Football

Former Antrim ace Owen Gallagher starring for Galway footballers

Owen Gallagher excelled for Galway against Down in Newry last weekend
Owen Gallagher excelled for Galway against Down in Newry last weekend

IN 2015, Owen Gallagher was cutting a dash with the Antrim footballers and looked every bit the resident centre-forward in Frank Fitzsimons’ team.

After three Championship outings that year – which included a dramatic win over Laois in the Qualifiers – Antrim were gone. And so too was Gallagher.

With the usual high turnover of players in Antrim every year, the Glenavy man slipped off the radar and wouldn’t wear the saffron jersey again.

He moved to Galway to study medicine, played Sigerson for five seasons before inspiring Moycullen – his “second home” – to their first-ever Galway SFC title in 2020.

Later, Pádraig Joyce rang him to join the Galway senior football panel – and Gallagher hasn’t looked back since.

Last Saturday night, the 28-year-old attacker was one of the best performers on the field as the Tribesmen cast aside Down in a Division Two clash in Newry.

Speaking at pitch-side, having bagged two points in Galway’s six-point win, Gallagher explained: “I played for Antrim in 2015 under ‘Russ’ [former Antrim boss Frank Fitzsimons].

“We beat Laois that year in the All-Ireland Qualifiers and played that whole year. I was on a year out from studying and then I got into medicine in NUIG Galway and I left for Galway in August 2015.

“I barely knew where it was on the map. I didn’t know how I ended up going there, but I turned right on the motorway, headed west, got a bit lost, but I haven’t looked back since.”

In the early days, Gallagher travelled home to play for Glenavy but it was impossible to sustain the heavy road trips.

He then decided to move to the Gaeltacht village of Moycullen – seven miles outside Galway city - to play his football.

“I thought my inter-county career was long gone,” he said.

“I joined the [Galway] panel in 2017 but I was so off the pace and in 2020 I thought my football career was over because of COVID.

“I was working as a junior doctor and I thought that was the extent of me playing high level football. I got playing with Moycullen and we had a great year and I thought that was the sum of it - winning the Galway championship. But it has gone up and up and up.”

“PJ [Pádraig Joyce] gave me the call this year and I thought I’d come in and see if it was possible to do my job and play. Galway have been incredibly accommodating, as has my work, and here we are now seven years later.”

Gallagher’s brother Patrick was lining out for Antrim up until a couple of seasons ago while his other brother James is part of London’s surprise renaissance.

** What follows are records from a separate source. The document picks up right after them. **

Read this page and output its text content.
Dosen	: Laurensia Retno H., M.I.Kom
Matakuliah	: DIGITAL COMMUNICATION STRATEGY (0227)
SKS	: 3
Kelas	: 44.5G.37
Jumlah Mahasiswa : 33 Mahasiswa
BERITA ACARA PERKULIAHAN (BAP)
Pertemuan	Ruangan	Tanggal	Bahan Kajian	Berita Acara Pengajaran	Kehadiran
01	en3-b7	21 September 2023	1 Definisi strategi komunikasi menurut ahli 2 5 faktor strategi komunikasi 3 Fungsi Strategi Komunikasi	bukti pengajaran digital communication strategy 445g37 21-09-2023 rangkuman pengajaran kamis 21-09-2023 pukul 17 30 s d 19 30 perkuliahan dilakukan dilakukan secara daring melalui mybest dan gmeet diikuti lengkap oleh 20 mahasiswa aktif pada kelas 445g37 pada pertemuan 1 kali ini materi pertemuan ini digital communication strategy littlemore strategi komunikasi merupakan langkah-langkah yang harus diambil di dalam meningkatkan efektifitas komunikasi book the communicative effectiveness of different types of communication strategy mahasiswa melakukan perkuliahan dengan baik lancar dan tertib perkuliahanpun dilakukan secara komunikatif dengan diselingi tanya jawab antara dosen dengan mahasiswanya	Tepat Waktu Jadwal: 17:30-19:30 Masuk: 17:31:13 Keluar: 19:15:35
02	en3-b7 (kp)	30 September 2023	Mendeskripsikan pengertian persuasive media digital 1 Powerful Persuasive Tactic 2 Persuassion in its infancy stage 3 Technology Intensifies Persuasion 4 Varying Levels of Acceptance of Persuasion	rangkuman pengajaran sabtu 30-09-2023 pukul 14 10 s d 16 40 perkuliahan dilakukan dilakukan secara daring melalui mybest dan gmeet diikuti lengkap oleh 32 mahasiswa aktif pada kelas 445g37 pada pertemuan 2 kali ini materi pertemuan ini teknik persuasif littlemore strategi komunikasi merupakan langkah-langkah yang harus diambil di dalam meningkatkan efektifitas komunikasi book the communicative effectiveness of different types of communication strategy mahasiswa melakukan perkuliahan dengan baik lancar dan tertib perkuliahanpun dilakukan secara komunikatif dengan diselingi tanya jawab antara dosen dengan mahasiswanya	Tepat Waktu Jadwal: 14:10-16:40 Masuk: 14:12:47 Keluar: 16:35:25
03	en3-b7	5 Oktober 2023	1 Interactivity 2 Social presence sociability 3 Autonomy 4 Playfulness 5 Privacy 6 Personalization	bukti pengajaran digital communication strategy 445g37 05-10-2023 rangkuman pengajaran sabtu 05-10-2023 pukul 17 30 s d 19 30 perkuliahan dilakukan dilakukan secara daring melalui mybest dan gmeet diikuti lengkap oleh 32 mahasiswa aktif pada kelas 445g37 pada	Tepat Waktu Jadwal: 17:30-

Should Galway and London win their respective openers in this year’s Connacht Championship - the Tribesmen face Mayo and London take on Leitrim - the Gallagher brothers could end up playing against each other in the semi-finals.

Joyce, meanwhile, has been hugely impressed with Gallagher and feels he offers the Galway half-forward line a new dimension.

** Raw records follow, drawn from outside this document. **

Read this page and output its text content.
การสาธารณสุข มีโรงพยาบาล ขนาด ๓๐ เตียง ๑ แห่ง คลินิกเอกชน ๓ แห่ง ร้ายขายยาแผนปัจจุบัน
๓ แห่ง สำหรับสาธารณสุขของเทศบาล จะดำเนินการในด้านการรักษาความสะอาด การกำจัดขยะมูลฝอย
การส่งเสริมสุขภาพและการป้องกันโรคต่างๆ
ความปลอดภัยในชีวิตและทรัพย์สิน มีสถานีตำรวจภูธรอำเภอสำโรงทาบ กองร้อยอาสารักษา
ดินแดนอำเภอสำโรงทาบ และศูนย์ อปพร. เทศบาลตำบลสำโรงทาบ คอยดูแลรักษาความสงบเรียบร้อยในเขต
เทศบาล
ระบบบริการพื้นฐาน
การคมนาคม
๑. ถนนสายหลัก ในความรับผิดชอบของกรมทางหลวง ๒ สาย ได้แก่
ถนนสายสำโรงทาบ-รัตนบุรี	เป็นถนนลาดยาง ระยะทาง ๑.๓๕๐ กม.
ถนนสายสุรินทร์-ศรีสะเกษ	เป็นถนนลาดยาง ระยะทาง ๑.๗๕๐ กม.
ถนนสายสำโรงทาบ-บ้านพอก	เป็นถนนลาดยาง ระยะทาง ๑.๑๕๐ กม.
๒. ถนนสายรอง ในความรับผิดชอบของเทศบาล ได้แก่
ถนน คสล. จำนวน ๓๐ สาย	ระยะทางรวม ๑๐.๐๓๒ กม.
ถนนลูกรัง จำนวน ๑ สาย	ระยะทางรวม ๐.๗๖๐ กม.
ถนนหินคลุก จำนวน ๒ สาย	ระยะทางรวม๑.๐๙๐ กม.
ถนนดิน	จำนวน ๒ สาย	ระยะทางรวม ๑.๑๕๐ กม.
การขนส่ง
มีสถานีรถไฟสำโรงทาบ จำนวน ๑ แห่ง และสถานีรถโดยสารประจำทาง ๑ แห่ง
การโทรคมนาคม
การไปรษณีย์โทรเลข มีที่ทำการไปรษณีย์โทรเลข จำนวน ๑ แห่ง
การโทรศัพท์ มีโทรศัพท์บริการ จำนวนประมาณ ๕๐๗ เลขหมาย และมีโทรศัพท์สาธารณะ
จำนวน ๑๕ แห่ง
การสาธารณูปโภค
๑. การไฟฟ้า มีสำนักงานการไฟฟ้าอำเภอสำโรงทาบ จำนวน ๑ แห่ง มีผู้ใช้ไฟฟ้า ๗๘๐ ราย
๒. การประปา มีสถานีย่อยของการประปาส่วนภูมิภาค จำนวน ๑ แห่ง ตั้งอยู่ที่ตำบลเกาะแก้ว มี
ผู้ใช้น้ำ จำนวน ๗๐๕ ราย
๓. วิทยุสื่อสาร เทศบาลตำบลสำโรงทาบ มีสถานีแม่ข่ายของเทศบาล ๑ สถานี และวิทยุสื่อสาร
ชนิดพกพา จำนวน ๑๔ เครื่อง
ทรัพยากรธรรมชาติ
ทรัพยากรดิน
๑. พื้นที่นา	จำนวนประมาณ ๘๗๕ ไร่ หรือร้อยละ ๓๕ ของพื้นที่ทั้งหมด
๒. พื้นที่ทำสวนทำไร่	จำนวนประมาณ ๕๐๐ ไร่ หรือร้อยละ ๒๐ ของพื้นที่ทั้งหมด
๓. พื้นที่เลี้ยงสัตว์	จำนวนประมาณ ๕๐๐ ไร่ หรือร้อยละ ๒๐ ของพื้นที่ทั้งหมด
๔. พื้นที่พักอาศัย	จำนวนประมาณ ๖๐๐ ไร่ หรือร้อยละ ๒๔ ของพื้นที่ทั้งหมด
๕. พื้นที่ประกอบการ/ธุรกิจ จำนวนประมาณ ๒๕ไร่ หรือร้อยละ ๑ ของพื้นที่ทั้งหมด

“Owen’s played really well for Moycullen having won the county final [in 2020],” said Joyce.

“He’s a different type of player than what we’re used to in Galway. He’s a good, strong carrier of the ball and in fairness he played really well against Down, and he got a score when we badly needed it."

The Galway boss added: “I’m very happy with him. When I rang him to come into the panel, he jumped at the chance and in fairness to him he organised his work schedule to be here because he’s a doctor in Galway. He’s a great lad. I can’t say anything bad about him and he’s playing really well for us.”

Gallagher has no intentions of leaving the west just yet where he works as a senior house officer in acute medicine at the Galway University Hospital.

So the prospect of him ever returning home to wear the saffron jersey again appears remote.

“You obviously do miss home and I don’t get back as much as I’d like to with football and work,” Gallagher said.

“But Galway is a beautiful city, a beautiful county. This has been all so unexpected.

“I’ll not look beyond the next six months. It’s a bit of a nomadic lifestyle. I never expected the road to take me to Galway in the first place and then to play for Galway.

“I’m 28 and I’m having a bit of an Indian summer, I’m playing with a lot of younger guys who are all students. I’m one of the elder statesmen of the team. It’s been a bit of a fairytale for me, but I’m loving every minute of it.”